By Archbishop Thomas Wenski - The Archdiocese of Miami
Archbishop Thomas Wenski preached this homily at the Mass opening the annual Catechetical Conference, which brought around 600 religious education and Catholic school teachers to St. Brendan High School, Oct. 29, 2022. The Mass was celebrated in St. John Vianney College Seminary’s St. Raphael Chapel, which is located next door to St. Brendan High.
In the Psalm, we sang: “My soul is thirsting for the living God.” Indeed, faith brings us to that awareness that Jesus Christ is the answer to the longings of the human heart. As St. Augustine said. “Our hearts we made for thee, O God; they shall never rest until they rest in thee.”
However, the Christ that is the answer to the longings of the human heart – the Christ that is found in the gospels – is much different from the image of Christ that prevails in our culture today. The “popular” image of Jesus today is of a Jesus who demands nothing, who never scolds, who accepts everyone and everything – a Jesus who no longer does anything but affirm us.
But this “Jesus” that makes everything okay for everybody is a phantom, a dream, and not a real figure. The Jesus we meet in the Gospel – who is the same yesterday, today and forever – is demanding and bold. And, therefore, he is not always convenient for us in his boldness and in his demands. And, the Church, if she is to be the effective presence of Christ in the world today, cannot be ashamed or afraid of the very real demands of discipleship that Jesus boldly makes on those who would be his followers.
It is precisely in this way that Jesus – the real Jesus of the gospels – answers the deepest questions of our existence. Despite the secularism of our age, people are still asking those questions.
To say “I believe” is to place ourselves within a community of believers who also believe – or as the ancient Fathers of the Church in the first centuries of Christianity used to insist: You cannot have God as your Father, without accepting the Church as your mother. An act of faith in Jesus, while personal, is not “private” – we cannot affirm the position that everyone is entitled to believe in Jesus “a su manera”, in their own way – for then everyone will create their own Jesus – making him in their own image and likeness.
Yet, how can we know the living God? Pope emeritus, Benedict XVI, made this observation: “For the Christian, the reply... is simple: only God knows God, only his Son who is God from God, true God, knows him.... If we do not know God in and with Christ, all of reality is transformed into an indecipherable enigma; there is no way, and without a way, there is neither life nor truth. God is the foundational reality, not a God who is merely imagined and hypothetical, but God with a human face; he is God with us, the God who loves even to the Cross.”
Or, as St. Paul said, in today’s first reading: To me, life is Christ!

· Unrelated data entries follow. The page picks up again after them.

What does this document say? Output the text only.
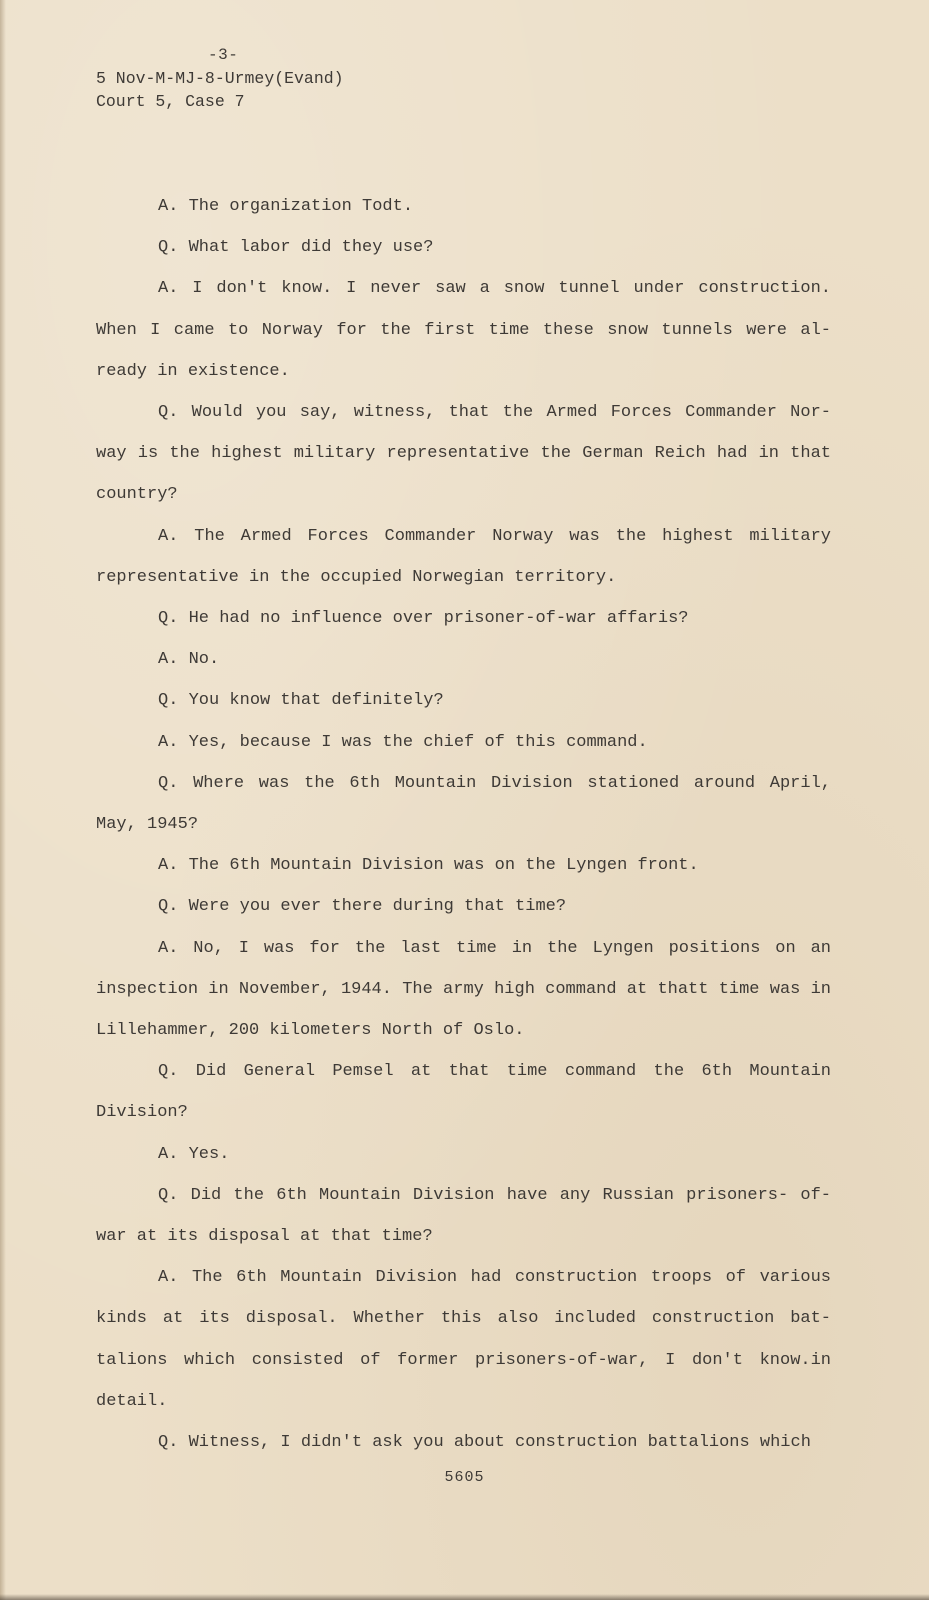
-3-
5 Nov-M-MJ-8-Urmey(Evand)
Court 5, Case 7

A. The organization Todt.

Q. What labor did they use?

A. I don't know. I never saw a snow tunnel under construction. When I came to Norway for the first time these snow tunnels were al- ready in existence.

Q. Would you say, witness, that the Armed Forces Commander Nor- way is the highest military representative the German Reich had in that country?

A. The Armed Forces Commander Norway was the highest military representative in the occupied Norwegian territory.

Q. He had no influence over prisoner-of-war affaris?

A. No.

Q. You know that definitely?

A. Yes, because I was the chief of this command.

Q. Where was the 6th Mountain Division stationed around April, May, 1945?

A. The 6th Mountain Division was on the Lyngen front.

Q. Were you ever there during that time?

A. No, I was for the last time in the Lyngen positions on an inspection in November, 1944. The army high command at thatt time was in Lillehammer, 200 kilometers North of Oslo.

Q. Did General Pemsel at that time command the 6th Mountain Division?

A. Yes.

Q. Did the 6th Mountain Division have any Russian prisoners- of-war at its disposal at that time?

A. The 6th Mountain Division had construction troops of various kinds at its disposal. Whether this also included construction bat- talions which consisted of former prisoners-of-war, I don't know.in detail.

Q. Witness, I didn't ask you about construction battalions which

5605
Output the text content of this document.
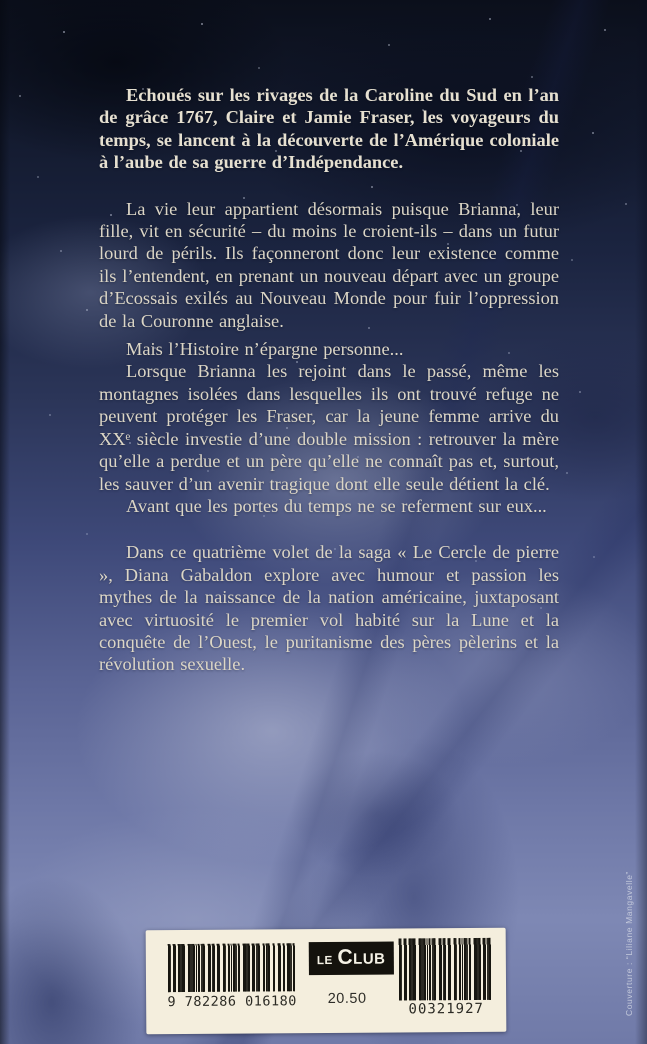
Echoués sur les rivages de la Caroline du Sud en l’an de grâce 1767, Claire et Jamie Fraser, les voyageurs du temps, se lancent à la découverte de l’Amérique coloniale à l’aube de sa guerre d’Indépendance.

La vie leur appartient désormais puisque Brianna, leur fille, vit en sécurité – du moins le croient-ils – dans un futur lourd de périls. Ils façonneront donc leur existence comme ils l’entendent, en prenant un nouveau départ avec un groupe d’Ecossais exilés au Nouveau Monde pour fuir l’oppression de la Couronne anglaise.

Mais l’Histoire n’épargne personne...

Lorsque Brianna les rejoint dans le passé, même les montagnes isolées dans lesquelles ils ont trouvé refuge ne peuvent protéger les Fraser, car la jeune femme arrive du XXᵉ siècle investie d’une double mission : retrouver la mère qu’elle a perdue et un père qu’elle ne connaît pas et, surtout, les sauver d’un avenir tragique dont elle seule détient la clé.

Avant que les portes du temps ne se referment sur eux...

Dans ce quatrième volet de la saga « Le Cercle de pierre », Diana Gabaldon explore avec humour et passion les mythes de la naissance de la nation américaine, juxtaposant avec virtuosité le premier vol habité sur la Lune et la conquête de l’Ouest, le puritanisme des pères pèlerins et la révolution sexuelle.

Couverture : “Liliane Mangavelle”
9 782286 016180
LE CLUB
20.50
00321927
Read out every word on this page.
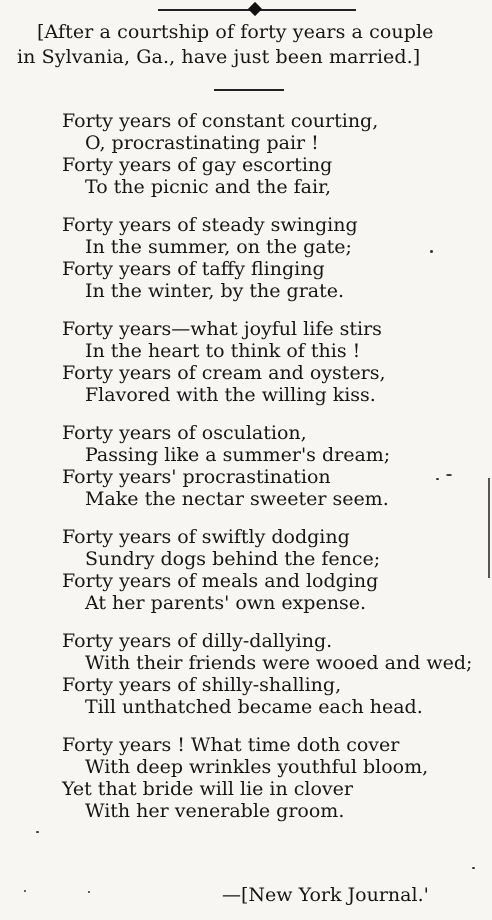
[After a courtship of forty years a couple
in Sylvania, Ga., have just been married.]
Forty years of constant courting,
O, procrastinating pair !
Forty years of gay escorting
To the picnic and the fair,
Forty years of steady swinging
In the summer, on the gate;
Forty years of taffy flinging
In the winter, by the grate.
Forty years—what joyful life stirs
In the heart to think of this !
Forty years of cream and oysters,
Flavored with the willing kiss.
Forty years of osculation,
Passing like a summer's dream;
Forty years' procrastination
Make the nectar sweeter seem.
Forty years of swiftly dodging
Sundry dogs behind the fence;
Forty years of meals and lodging
At her parents' own expense.
Forty years of dilly-dallying.
With their friends were wooed and wed;
Forty years of shilly-shalling,
Till unthatched became each head.
Forty years ! What time doth cover
With deep wrinkles youthful bloom,
Yet that bride will lie in clover
With her venerable groom.
—[New York Journal.'
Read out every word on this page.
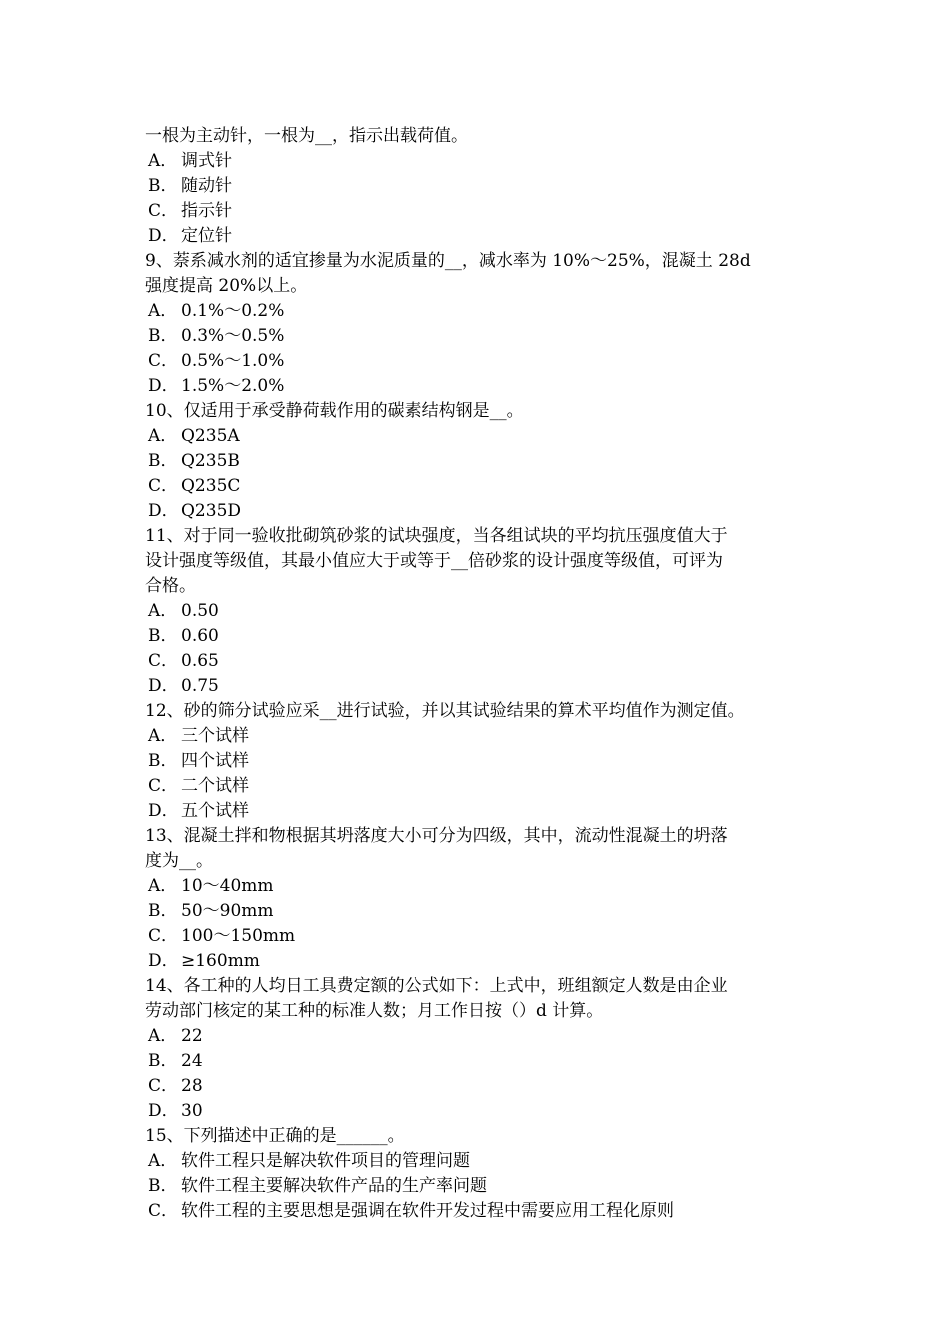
一根为主动针，一根为__，指示出载荷值。
A． 调式针
B． 随动针
C． 指示针
D． 定位针
9、萘系减水剂的适宜掺量为水泥质量的__，减水率为 10%～25%，混凝土 28d
强度提高 20%以上。
A． 0.1%～0.2%
B． 0.3%～0.5%
C． 0.5%～1.0%
D． 1.5%～2.0%
10、仅适用于承受静荷载作用的碳素结构钢是__。
A． Q235A
B． Q235B
C． Q235C
D． Q235D
11、对于同一验收批砌筑砂浆的试块强度，当各组试块的平均抗压强度值大于
设计强度等级值，其最小值应大于或等于__倍砂浆的设计强度等级值，可评为
合格。
A． 0.50
B． 0.60
C． 0.65
D． 0.75
12、砂的筛分试验应采__进行试验，并以其试验结果的算术平均值作为测定值。
A． 三个试样
B． 四个试样
C． 二个试样
D． 五个试样
13、混凝土拌和物根据其坍落度大小可分为四级，其中，流动性混凝土的坍落
度为__。
A． 10～40mm
B． 50～90mm
C． 100～150mm
D． ≥160mm
14、各工种的人均日工具费定额的公式如下：上式中，班组额定人数是由企业
劳动部门核定的某工种的标准人数；月工作日按（）d 计算。
A． 22
B． 24
C． 28
D． 30
15、下列描述中正确的是______。
A． 软件工程只是解决软件项目的管理问题
B． 软件工程主要解决软件产品的生产率问题
C． 软件工程的主要思想是强调在软件开发过程中需要应用工程化原则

Pope Saint John Paul II wrote in Novo Milenio Ineunte: “Young people, whatever their possible ambiguities, have a profound longing for those genuine values which find their fullness in Christ. Is not Christ,” he continues, “the secret of true freedom and profound joy of heart? Is not Christ the supreme friend and the teacher of all genuine friendship?” Then, he adds: “If Christ is presented to young people as he really is, they experience him as an answer that is convincing and they can accept his message, even when it is demanding and bears the mark of the Cross.”
To present Christ as he really is, to present him as the Church believes him to be – not a figure from a long distant past but one who, though once dead, is alive and who invites us into friendship with him, a friendship which is founded in and grows through our communion in His Body and Blood.
It is precisely in this way that Jesus – the real Jesus of the gospels – answers the deepest questions of our existence. Despite the secularism of our age, people are still asking those questions.
Jesus in the Gospel reading speaks about humility – which is not about thinking less of ourselves, but rather thinking of ourselves less. As human beings we hunger for happiness, for meaning. Our hearts thirst for love, for significance. We may be tempted to satisfy that hunger, that thirst – through the frantic seeking for power, prestige, or pleasure – but when all is said and done, only God is enough, for only God is satisfying. We discover true humility when we recognize that only in God can we find rest.
Next week, we will celebrate All Saints Day. The Gospel of that day is taken from the Sermon on the Mount when Jesus pronounced that the peacemakers, the meek, those seeking after justice were “blessed.” The listing of these beatitudes is fitting for All Saints Day – for “beatitude” is the outcome of a life dedicated to God. And this is what we want for those we catechize: beatitude – or the happiness of Eternal Life.
Again, as we sang: “My soul is thirsting for the living God.”